Face à l’apparition de sardines de petite taille sur les étals des marchés à Mostaganem, la direction locale de la pêche monte au créneau et tire la sonnette d’alarme.
La capture et la commercialisation de sardines de taille non marchande constituent en effet une infraction punie par la loi, rappelle Mustapha Sifi, chef de service de contrôle des activités, qui insiste sur la nécessité de préserver la ressource pour garantir la durabilité de la filière. Entre pressions économiques, reproduction naturelle du poisson et nécessité de sauvegarder les stocks, l’administration entend agir fermement pour mettre un terme à cette pratique tout en sensibilisant les professionnels.
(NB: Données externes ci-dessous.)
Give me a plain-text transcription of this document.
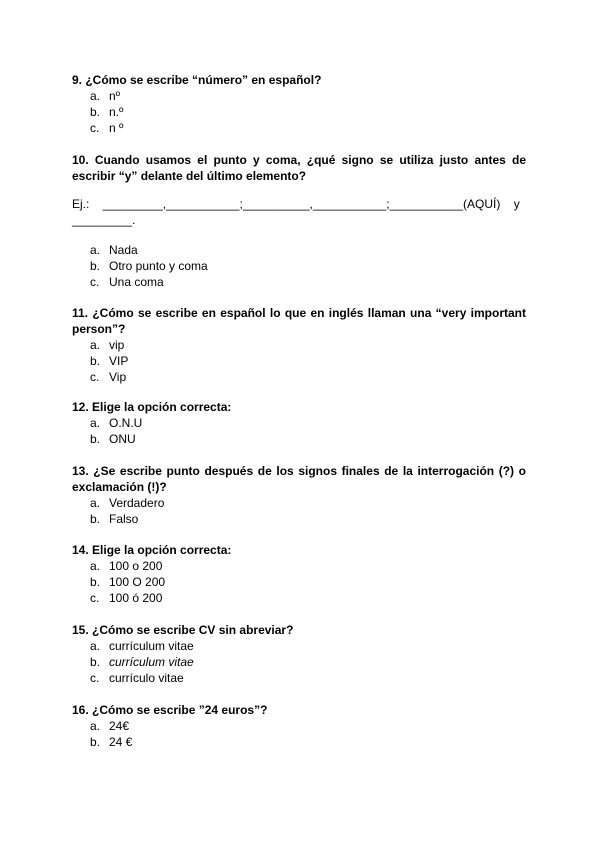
9. ¿Cómo se escribe “número” en español?

a. nº
b. n.º
c. n º

10. Cuando usamos el punto y coma, ¿qué signo se utiliza justo antes de escribir “y” delante del último elemento?

Ej.:    _________,___________;__________,___________;___________(AQUÍ)    y
_________.
a. Nada
b. Otro punto y coma
c. Una coma

11. ¿Cómo se escribe en español lo que en inglés llaman una “very important person”?

a. vip
b. VIP
c. Vip

12. Elige la opción correcta:

a. O.N.U
b. ONU

13. ¿Se escribe punto después de los signos finales de la interrogación (?) o exclamación (!)?

a. Verdadero
b. Falso

14. Elige la opción correcta:

a. 100 o 200
b. 100 O 200
c. 100 ó 200

15. ¿Cómo se escribe CV sin abreviar?

a. currículum vitae
b. currículum vitae
c. currículo vitae

16. ¿Cómo se escribe ”24 euros”?

a. 24€
b. 24 €
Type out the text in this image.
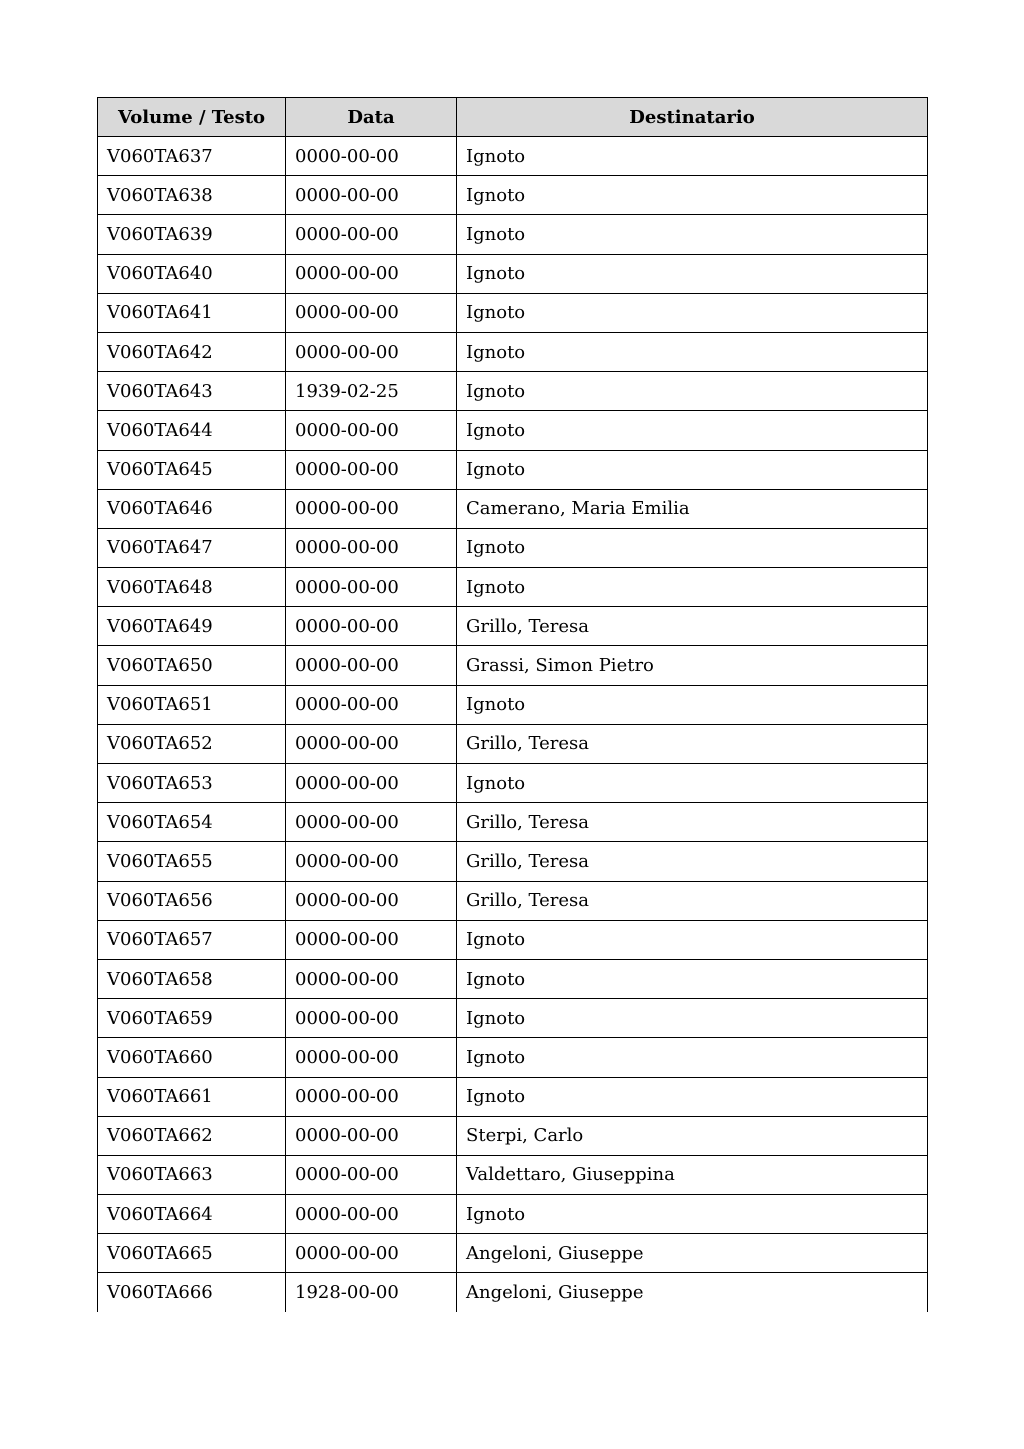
Volume / Testo	Data	Destinatario
V060TA637	0000-00-00	Ignoto
V060TA638	0000-00-00	Ignoto
V060TA639	0000-00-00	Ignoto
V060TA640	0000-00-00	Ignoto
V060TA641	0000-00-00	Ignoto
V060TA642	0000-00-00	Ignoto
V060TA643	1939-02-25	Ignoto
V060TA644	0000-00-00	Ignoto
V060TA645	0000-00-00	Ignoto
V060TA646	0000-00-00	Camerano, Maria Emilia
V060TA647	0000-00-00	Ignoto
V060TA648	0000-00-00	Ignoto
V060TA649	0000-00-00	Grillo, Teresa
V060TA650	0000-00-00	Grassi, Simon Pietro
V060TA651	0000-00-00	Ignoto
V060TA652	0000-00-00	Grillo, Teresa
V060TA653	0000-00-00	Ignoto
V060TA654	0000-00-00	Grillo, Teresa
V060TA655	0000-00-00	Grillo, Teresa
V060TA656	0000-00-00	Grillo, Teresa
V060TA657	0000-00-00	Ignoto
V060TA658	0000-00-00	Ignoto
V060TA659	0000-00-00	Ignoto
V060TA660	0000-00-00	Ignoto
V060TA661	0000-00-00	Ignoto
V060TA662	0000-00-00	Sterpi, Carlo
V060TA663	0000-00-00	Valdettaro, Giuseppina
V060TA664	0000-00-00	Ignoto
V060TA665	0000-00-00	Angeloni, Giuseppe
V060TA666	1928-00-00	Angeloni, Giuseppe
«La pêche de la petite sardine de taille non marchande est une infraction, punie par la loi, et nous, en tant qu’inspecteurs, nous la traitons comme telle. Ce n’est pas une pêche normale», déclare-t-il sur les colonnes d’El Moudjahid, en expliquant que la présence de sardines de petite taille en mer s’explique par un phénomène naturel. «La petite taille est liée au cycle de vie de la sardine. En ce moment, elle est en période de reproduction, puis elle commence à grandir pour devenir une sardine mature. Après une période de mauvais temps, nous avons constaté une amélioration de la taille. D’importantes quantités ont été débarquées, sans sardines sous taille». Si des cas de pêche illégale sont bel et bien constatés, leur nombre reste, pour l’instant, limité. «Nous avons reçu deux procès-verbaux pour pêche de taille non marchande ces derniers temps. Mais les dernières semaines de débarquement, les sardines étaient conformes à la taille réglementaire», précise Mustapha Sifi, tout en soulignant que la vigilance reste de mise. En parallèle, notre intervenant explique que la réglementation tolère jusqu’à 20% de sardines non marchandes dans un lot, mais au-delà, c’est une infraction claire. «Si un navire transporte 100 caisses et que 20% seulement sont de taille non marchande, la loi nous autorise à tolérer ce seuil. Mais si tout le chargement est composé de sardines de petite taille, alors c’est une infraction flagrante».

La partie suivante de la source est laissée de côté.